Accès à l'intégralité de l'article en anglais

Exp Neurobiol. 2015 Dec;24(4):312-24. doi: 10.5607/en.2015.24.4.312. Epub 2015 Dec 16.
Is Oxytocin Application for Autism Spectrum Disorder Evidence-Based?
Lee SY1, Lee AR2, Hwangbo R3, Han J3, Hong M4, Bahn GH5.

Re: Ocytocine, la molécule du "bonheur"

Posté : lundi 14 août 2017 à 16:40
par Jean
Résumé des études sur l'ocytocine dans l'argumentaire scientifique du projet de recommandations adultes autistes HAS-ANESM

pp.144-145

http://www.anesm.sante.gouv.fr/IMG/pdf/ ... _GL_CP.pdf

Re: Ocytocine, la molécule du "bonheur"

Posté : lundi 14 août 2017 à 19:29
par rainbow
Manichéenne a écrit :Je vais finir par renouer avec un ancien intérêt...
Je me demande si l'ocytocine de synthèse ou naturelle ont tout à fait le même effet sur ce genre de mécanisme.
Ce qui est fascinant avec les hormones, c'est qu'il n'y a pas que les hormones qui sont importantes, mais aussi les récepteurs sur lesquels elles doivent se fixer pour agir... donc trop peu ou trop de récepteurs, et l'effet escompté n'est pas au rendez-vous, malgré un niveau normal ou une dose administrée normale :wink:

Re: Ocytocine, la molécule du "bonheur"

Posté : mardi 15 août 2017 à 14:11
par Bubu
C'est illégal, je sais : xxx.
L'Ocytocine, c'est rien par rapport. Et c'est chimique.

Modération (Castiel) : La promotion de la consommation de cannabis est prohibé par la loi. Message modéré.

Re: Ocytocine, la molécule du "bonheur"

Posté : mardi 15 août 2017 à 15:52
par piedsboueux
Image

trève de plaisanterie:
Le canabis fait des ravages à la Réunion, ça rend les gens mous, passifs, sans volonté, c'est réellement problématique: un vrai neuroleptique: tout va bien "c'est cool", car on se fout de tout: une sorte d'état dépressif inconscient (torpeur).

Il existerait un réseau de capteurs de pression déclenchant le production d'ocytocine, héritée de la naissance. Les étreintes contenantes avec compression pourraient jouer là dessus...

Mais la promotion de serrage dans les bras est généralement prohibée par le Grand Tabou... en plus du fait que c'est tout un travail de pouvoir le pratiquer (il faut être prêt à ça).

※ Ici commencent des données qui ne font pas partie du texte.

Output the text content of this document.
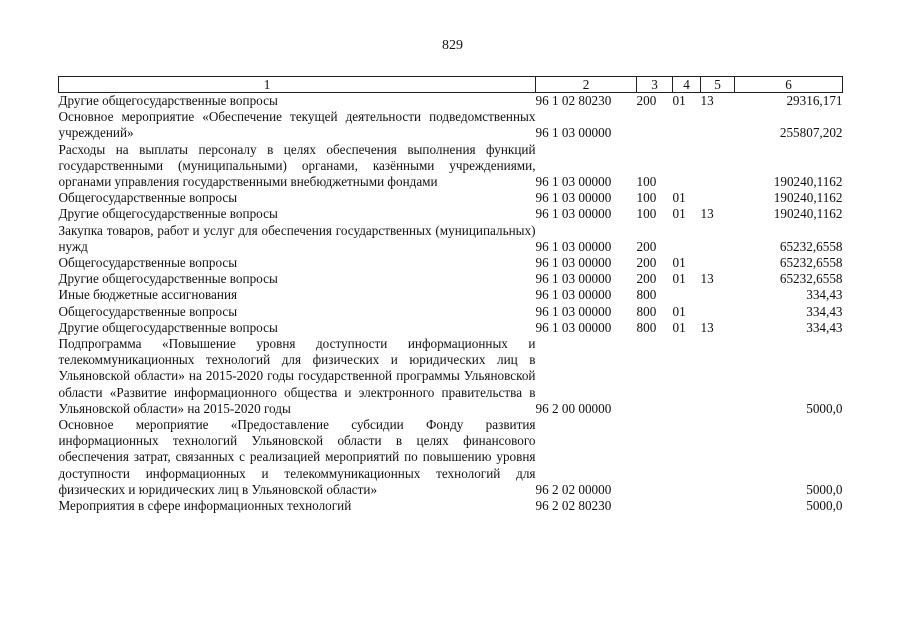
829
1	2	3	4	5	6
Другие общегосударственные вопросы	96 1 02 80230	200	01	13	29316,171
Основное мероприятие «Обеспечение текущей деятельности подведомственных учреждений»	96 1 03 00000				255807,202
Расходы на выплаты персоналу в целях обеспечения выполнения функций государственными (муниципальными) органами, казёнными учреждениями, органами управления государственными внебюджетными фондами	96 1 03 00000	100			190240,1162
Общегосударственные вопросы	96 1 03 00000	100	01		190240,1162
Другие общегосударственные вопросы	96 1 03 00000	100	01	13	190240,1162
Закупка товаров, работ и услуг для обеспечения государственных (муниципальных) нужд	96 1 03 00000	200			65232,6558
Общегосударственные вопросы	96 1 03 00000	200	01		65232,6558
Другие общегосударственные вопросы	96 1 03 00000	200	01	13	65232,6558
Иные бюджетные ассигнования	96 1 03 00000	800			334,43
Общегосударственные вопросы	96 1 03 00000	800	01		334,43
Другие общегосударственные вопросы	96 1 03 00000	800	01	13	334,43
Подпрограмма «Повышение уровня доступности информационных и телекоммуникационных технологий для физических и юридических лиц в Ульяновской области» на 2015-2020 годы государственной программы Ульяновской области «Развитие информационного общества и электронного правительства в Ульяновской области» на 2015-2020 годы	96 2 00 00000				5000,0
Основное мероприятие «Предоставление субсидии Фонду развития информационных технологий Ульяновской области в целях финансового обеспечения затрат, связанных с реализацией мероприятий по повышению уровня доступности информационных и телекоммуникационных технологий для физических и юридических лиц в Ульяновской области»	96 2 02 00000				5000,0
Мероприятия в сфере информационных технологий	96 2 02 80230				5000,0
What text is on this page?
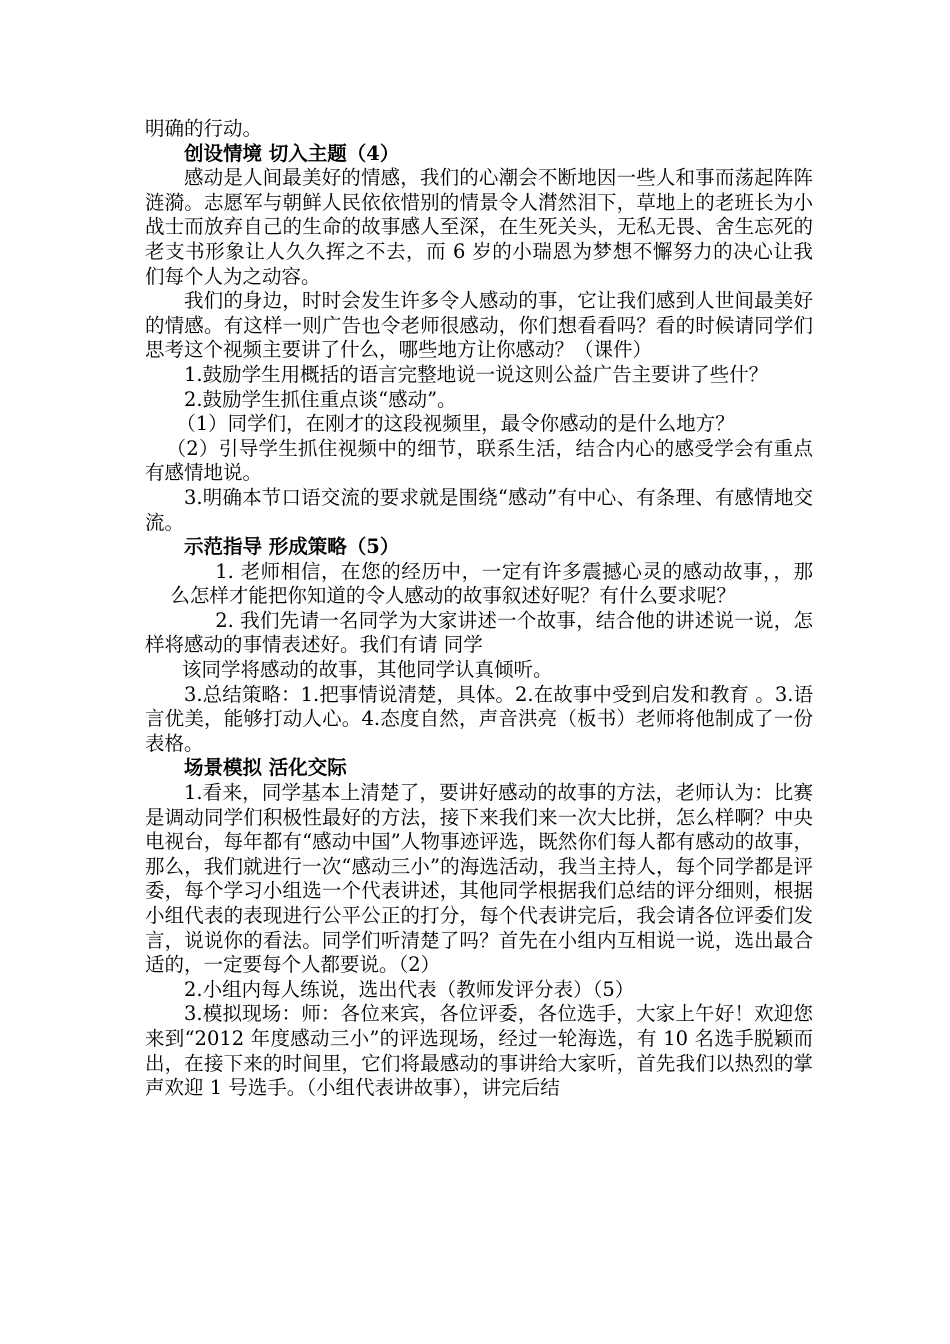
明确的行动。

创设情境 切入主题（4）

感动是人间最美好的情感，我们的心潮会不断地因一些人和事而荡起阵阵涟漪。志愿军与朝鲜人民依依惜别的情景令人潸然泪下，草地上的老班长为小战士而放弃自己的生命的故事感人至深，在生死关头，无私无畏、舍生忘死的老支书形象让人久久挥之不去，而 6 岁的小瑞恩为梦想不懈努力的决心让我们每个人为之动容。

我们的身边，时时会发生许多令人感动的事，它让我们感到人世间最美好的情感。有这样一则广告也令老师很感动，你们想看看吗？看的时候请同学们思考这个视频主要讲了什么，哪些地方让你感动？（课件）

1.鼓励学生用概括的语言完整地说一说这则公益广告主要讲了些什？

2.鼓励学生抓住重点谈“感动”。

（1）同学们，在刚才的这段视频里，最令你感动的是什么地方？

（2）引导学生抓住视频中的细节，联系生活，结合内心的感受学会有重点有感情地说。

3.明确本节口语交流的要求就是围绕“感动”有中心、有条理、有感情地交流。

示范指导 形成策略（5）

1. 老师相信，在您的经历中，一定有许多震撼心灵的感动故事，，那么怎样才能把你知道的令人感动的故事叙述好呢？有什么要求呢？

2. 我们先请一名同学为大家讲述一个故事，结合他的讲述说一说，怎样将感动的事情表述好。我们有请 同学

该同学将感动的故事，其他同学认真倾听。

3.总结策略：1.把事情说清楚，具体。2.在故事中受到启发和教育 。3.语言优美，能够打动人心。4.态度自然，声音洪亮（板书）老师将他制成了一份表格。

场景模拟 活化交际

1.看来，同学基本上清楚了，要讲好感动的故事的方法，老师认为：比赛是调动同学们积极性最好的方法，接下来我们来一次大比拼，怎么样啊？中央电视台，每年都有“感动中国”人物事迹评选，既然你们每人都有感动的故事，那么，我们就进行一次“感动三小”的海选活动，我当主持人，每个同学都是评委，每个学习小组选一个代表讲述，其他同学根据我们总结的评分细则，根据小组代表的表现进行公平公正的打分，每个代表讲完后，我会请各位评委们发言，说说你的看法。同学们听清楚了吗？首先在小组内互相说一说，选出最合适的，一定要每个人都要说。（2）

2.小组内每人练说，选出代表（教师发评分表）（5）

3.模拟现场：师：各位来宾，各位评委，各位选手，大家上午好！欢迎您来到“2012 年度感动三小”的评选现场，经过一轮海选，有 10 名选手脱颖而出，在接下来的时间里，它们将最感动的事讲给大家听，首先我们以热烈的掌声欢迎 1 号选手。（小组代表讲故事），讲完后结
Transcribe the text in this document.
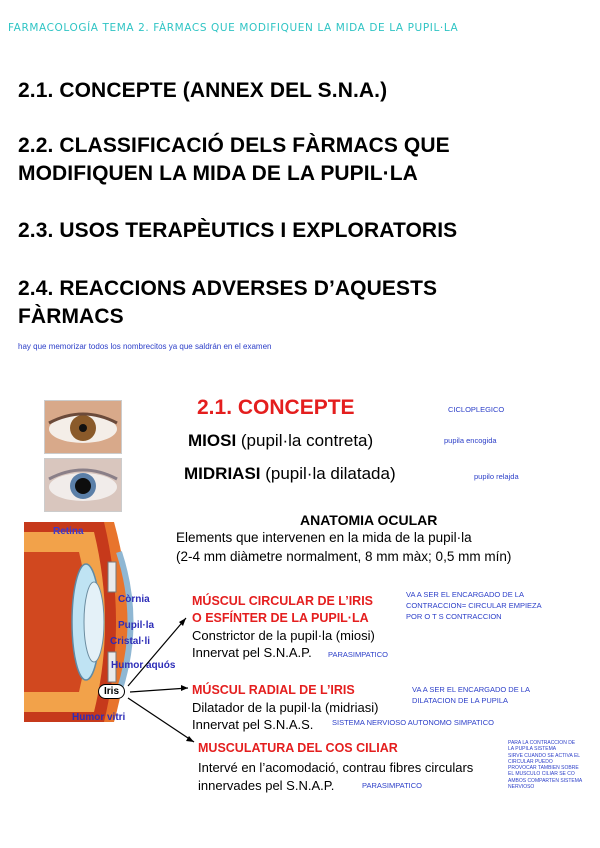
FARMACOLOGÍA TEMA 2. FÀRMACS QUE MODIFIQUEN LA MIDA DE LA PUPIL·LA
2.1. CONCEPTE (ANNEX DEL S.N.A.)
2.2. CLASSIFICACIÓ DELS FÀRMACS QUE
MODIFIQUEN LA MIDA DE LA PUPIL·LA
2.3. USOS TERAPÈUTICS I EXPLORATORIS
2.4. REACCIONS ADVERSES D’AQUESTS
FÀRMACS
hay que memorizar todos los nombrecitos ya que saldrán en el examen
2.1. CONCEPTE	CICLOPLEGICO
MIOSI (pupil·la contreta)	pupila encogida
MIDRIASI (pupil·la dilatada)	pupilo relajda
ANATOMIA OCULAR
Elements que intervenen en la mida de la pupil·la
(2-4 mm diàmetre normalment, 8 mm màx; 0,5 mm mín)
Retina
Còrnia
Pupil·la
Cristal·li
Humor aquós
Iris
Humor vitri
MÚSCUL CIRCULAR DE L’IRIS
O ESFÍNTER DE LA PUPIL·LA
Constrictor de la pupil·la (miosi)
Innervat pel S.N.A.P. PARASIMPATICO
VA A SER EL ENCARGADO DE LA
CONTRACCION= CIRCULAR EMPIEZA
POR O T S CONTRACCION
MÚSCUL RADIAL DE L’IRIS
Dilatador de la pupil·la (midriasi)
Innervat pel S.N.A.S. SISTEMA NERVIOSO AUTONOMO SIMPATICO
VA A SER EL ENCARGADO DE LA
DILATACION DE LA PUPILA
MUSCULATURA DEL COS CILIAR
Intervé en l’acomodació, contrau fibres circulars
innervades pel S.N.A.P.	PARASIMPATICO
PARA LA CONTRACCION DE
LA PUPILA SISTEMA
SIRVE CUANDO SE ACTIVA EL
CIRCULAR PUEDO
PROVOCAR TAMBIEN SOBRE
EL MUSCULO CILIAR SE CO
AMBOS COMPARTEN SISTEMA
NERVIOSO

Re: Ocytocine, la molécule du "bonheur"

Posté : mardi 15 août 2017 à 16:26
par philigram
Etrange le palliatif "calin serré". Je ressens ce besoin comme je sens ma personnalité totalement modifiée quand je ressents un attachement amoureux.
Je ressents après un manque.

Re: Ocytocine, la molécule du "bonheur"

Posté : mardi 15 août 2017 à 16:36
par freeshost
Bon, séances régulières de câlins serrés (forte pression) entre personnes autistes ? :mrgreen:

Re: Ocytocine, la molécule du "bonheur"

Posté : mardi 15 août 2017 à 16:49
par philigram
Dommage que cette pratique ait une conotation sexuelle dans notre société.

Re: Ocytocine, la molécule du "bonheur"

Posté : mardi 15 août 2017 à 17:33
par piedsboueux
philigram a écrit :Dommage que cette pratique ait une conotation sexuelle dans notre société.
il suffit de s'en foutre et de le faire dans la rue, dans un parc (c'est mieux, la pelouse pour se vautrer par terre), et pourquoi pas, sur un plateau de télévision... pour montrer que ce n'est pas ça!
Je ressents après un manque.
le besoin à combler est immense, cela peut faire remonter la peur d'être encore plus frustré. Il ne s'agit pas de faire des freehugs (trop court, trop symbolique), mais bien d'en "bouffer", pendant un maximum de temps... pour peu à peu voir la demande devenir moins pressante, et diminuer alors le stress de la relation sociale ordinaire.